En masse adoption of videoconferencing technology during 2020 created a financial windfall for Zoom. In the fiscal year ending January 31, the company brought in revenues totaling $2.65 billion, a whopping 326% year-over-year increase.
Leveraging the financial upswing and exploding adoption during the pandemic, Zoom will acquire customer service tech provider Five9, the two companies announced Sunday. The all-stock transaction is valued at around $14.7 billion, and is expected to close in the first half of 2022, pending approval of the deal by Five9 stockholders and regulatory bodies.
Zoom's acquisition of Five9 — its largest acquisition to date — delivers an additional toolset to retain enterprise customers and expand its footprint as a tech provider for contact centers. It will deliver a "leading customer engagement platform that will help redefine how companies of all sizes connect with their customers," said Zoom CEO Eric Yuan in a statement.
With Five9, Zoom gains "a more complete portfolio that allows Zoom to actively compete against the largest players in the unified communications and collaboration space," said Mike Fasciani, senior research director at Gartner.
"This was a missing element in Zoom's strategy," said Fasciani. "A good move, and in some ways, a predictable move," said Fasciani.
The collaboration staple's interest in the contact center technology space comes after tech leaders across verticals prioritized cloud migration during the pandemic. But cloud migration was a trend already playing out in contact center technology prior to COVID-19, Anand Chandrasekaran, EVP of Product Management at Five9, told CIO Dive in October.
In pandemic times, executives came to grapple with issues of scalability and reliability in their contact centers, according to Chandrasekaran. "If a system is the front door of your business, you probably want that door to be open all the time," he said.
The contact center tech play
For a provider such as Zoom, the financial motivation is clear. Gartner expects contact-center-as-a-service (CCaaS) revenue to reach $17.9 billion by 2024, at a compound annual growth rate of 29%. The sector makes for an attractive target as part of a broader strategy for the enterprise customer.
Five9 will add to Zoom's finances due to its consistent revenue and profit growth, said Art Schoeller, VP and principal analyst at Forrester. But existing relationships and expertise in the area sweeten the deal.
Though the average subscription value in contact center technology is higher, it requires subject matter expertise, "You need a company that has a well-established ability to sell, and also a partner ecosystem," said Schoeller.
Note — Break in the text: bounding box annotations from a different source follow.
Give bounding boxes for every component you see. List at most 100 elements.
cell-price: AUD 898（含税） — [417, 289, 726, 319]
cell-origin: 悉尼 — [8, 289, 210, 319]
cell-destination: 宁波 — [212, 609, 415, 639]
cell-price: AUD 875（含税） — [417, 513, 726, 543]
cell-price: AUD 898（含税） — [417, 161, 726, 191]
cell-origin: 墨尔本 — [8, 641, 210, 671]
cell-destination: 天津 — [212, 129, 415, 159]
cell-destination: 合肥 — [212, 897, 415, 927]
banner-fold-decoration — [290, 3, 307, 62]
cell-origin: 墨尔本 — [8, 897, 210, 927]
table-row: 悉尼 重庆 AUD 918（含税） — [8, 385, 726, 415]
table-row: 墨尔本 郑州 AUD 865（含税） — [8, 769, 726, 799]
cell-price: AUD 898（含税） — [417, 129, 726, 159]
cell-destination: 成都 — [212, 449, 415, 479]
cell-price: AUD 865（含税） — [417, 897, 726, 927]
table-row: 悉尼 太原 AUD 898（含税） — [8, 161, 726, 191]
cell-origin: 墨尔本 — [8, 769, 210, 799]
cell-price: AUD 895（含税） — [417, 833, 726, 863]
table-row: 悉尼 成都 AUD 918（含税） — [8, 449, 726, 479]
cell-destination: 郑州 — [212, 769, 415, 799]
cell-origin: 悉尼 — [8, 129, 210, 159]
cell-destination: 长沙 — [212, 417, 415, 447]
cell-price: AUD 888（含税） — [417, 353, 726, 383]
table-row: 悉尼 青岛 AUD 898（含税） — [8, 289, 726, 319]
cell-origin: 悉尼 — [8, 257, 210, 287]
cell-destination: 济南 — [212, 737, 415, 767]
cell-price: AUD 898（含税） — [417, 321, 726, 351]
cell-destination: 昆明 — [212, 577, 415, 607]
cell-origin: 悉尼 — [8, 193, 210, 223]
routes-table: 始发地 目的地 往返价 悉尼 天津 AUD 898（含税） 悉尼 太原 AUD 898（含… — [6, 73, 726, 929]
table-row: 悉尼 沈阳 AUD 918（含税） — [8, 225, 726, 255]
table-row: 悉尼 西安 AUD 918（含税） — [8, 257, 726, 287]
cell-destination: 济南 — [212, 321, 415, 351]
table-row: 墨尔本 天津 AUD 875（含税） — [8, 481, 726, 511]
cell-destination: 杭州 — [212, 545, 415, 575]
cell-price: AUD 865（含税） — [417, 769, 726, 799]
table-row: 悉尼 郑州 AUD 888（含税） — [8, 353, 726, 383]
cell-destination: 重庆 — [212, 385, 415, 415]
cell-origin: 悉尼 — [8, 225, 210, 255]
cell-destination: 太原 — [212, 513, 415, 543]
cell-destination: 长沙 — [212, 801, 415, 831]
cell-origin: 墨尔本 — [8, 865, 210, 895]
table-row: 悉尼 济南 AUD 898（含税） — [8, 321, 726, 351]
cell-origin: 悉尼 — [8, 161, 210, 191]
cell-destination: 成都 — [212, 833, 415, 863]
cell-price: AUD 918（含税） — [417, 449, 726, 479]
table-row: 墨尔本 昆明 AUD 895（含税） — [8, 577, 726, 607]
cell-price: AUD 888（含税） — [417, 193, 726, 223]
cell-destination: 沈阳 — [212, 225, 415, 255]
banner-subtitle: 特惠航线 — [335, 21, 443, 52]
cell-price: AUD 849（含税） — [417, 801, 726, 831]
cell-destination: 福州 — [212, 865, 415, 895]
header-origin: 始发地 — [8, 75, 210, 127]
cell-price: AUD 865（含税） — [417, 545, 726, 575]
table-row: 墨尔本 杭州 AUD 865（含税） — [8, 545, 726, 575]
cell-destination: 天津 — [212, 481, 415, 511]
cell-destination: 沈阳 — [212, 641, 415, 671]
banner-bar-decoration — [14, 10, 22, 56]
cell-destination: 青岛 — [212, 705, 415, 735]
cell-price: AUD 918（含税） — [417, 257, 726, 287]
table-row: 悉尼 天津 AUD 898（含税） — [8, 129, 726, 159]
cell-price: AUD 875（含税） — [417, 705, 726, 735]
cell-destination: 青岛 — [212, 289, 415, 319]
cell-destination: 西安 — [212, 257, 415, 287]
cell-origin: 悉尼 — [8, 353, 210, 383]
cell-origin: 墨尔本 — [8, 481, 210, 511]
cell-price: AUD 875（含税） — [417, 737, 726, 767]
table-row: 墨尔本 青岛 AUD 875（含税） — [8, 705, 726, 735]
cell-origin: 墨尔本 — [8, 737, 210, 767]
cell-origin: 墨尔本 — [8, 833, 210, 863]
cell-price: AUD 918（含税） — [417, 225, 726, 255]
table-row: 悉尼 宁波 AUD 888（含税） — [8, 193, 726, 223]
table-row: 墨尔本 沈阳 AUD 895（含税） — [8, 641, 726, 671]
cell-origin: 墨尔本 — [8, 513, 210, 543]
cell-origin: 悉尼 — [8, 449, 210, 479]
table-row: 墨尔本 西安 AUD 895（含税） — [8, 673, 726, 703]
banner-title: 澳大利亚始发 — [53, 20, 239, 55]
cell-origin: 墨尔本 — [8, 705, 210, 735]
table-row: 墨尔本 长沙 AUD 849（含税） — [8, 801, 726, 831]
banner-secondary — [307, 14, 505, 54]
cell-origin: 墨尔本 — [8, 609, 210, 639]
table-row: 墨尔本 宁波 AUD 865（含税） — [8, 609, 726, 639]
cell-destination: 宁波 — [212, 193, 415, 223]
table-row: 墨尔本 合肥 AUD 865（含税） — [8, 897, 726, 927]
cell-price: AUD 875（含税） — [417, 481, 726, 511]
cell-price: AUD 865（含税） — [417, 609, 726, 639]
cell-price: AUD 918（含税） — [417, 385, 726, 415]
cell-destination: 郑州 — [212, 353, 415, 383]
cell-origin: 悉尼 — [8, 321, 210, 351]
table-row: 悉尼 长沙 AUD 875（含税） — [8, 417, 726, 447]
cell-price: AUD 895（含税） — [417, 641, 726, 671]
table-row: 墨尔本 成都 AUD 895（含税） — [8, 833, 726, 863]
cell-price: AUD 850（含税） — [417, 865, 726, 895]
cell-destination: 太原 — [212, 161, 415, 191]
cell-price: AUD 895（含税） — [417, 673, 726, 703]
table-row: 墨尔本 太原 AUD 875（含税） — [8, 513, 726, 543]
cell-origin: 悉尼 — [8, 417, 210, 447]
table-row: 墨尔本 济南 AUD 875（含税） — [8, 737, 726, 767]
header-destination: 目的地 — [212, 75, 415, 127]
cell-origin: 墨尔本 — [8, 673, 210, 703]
After the deal closes, Five9 will become an operating unit of Zoom. Rowan Trollope — a former Cisco and Symantec tech executive — will continue on as CEO of Five9 and will become a president of Zoom, reporting to Yuan.
An acquisition of this size is a first for Zoom. Usually integration of systems is a challenge for merger and acquisition deals, especially among larger transactions. In Zoom's case, its stance as a well-known collaboration platform helps ease integration fears, as customers would have likely already chosen Zoom for its widely-adopted collaboration capabilities.
Where the challenge may lie for the Zoom and Five9 deal is in the rationalization of common functions such as human resources, marketing and financial systems, said Schoeller.
"All signs say that this is a good thing," Schoeller said. "Now, let's see the execution."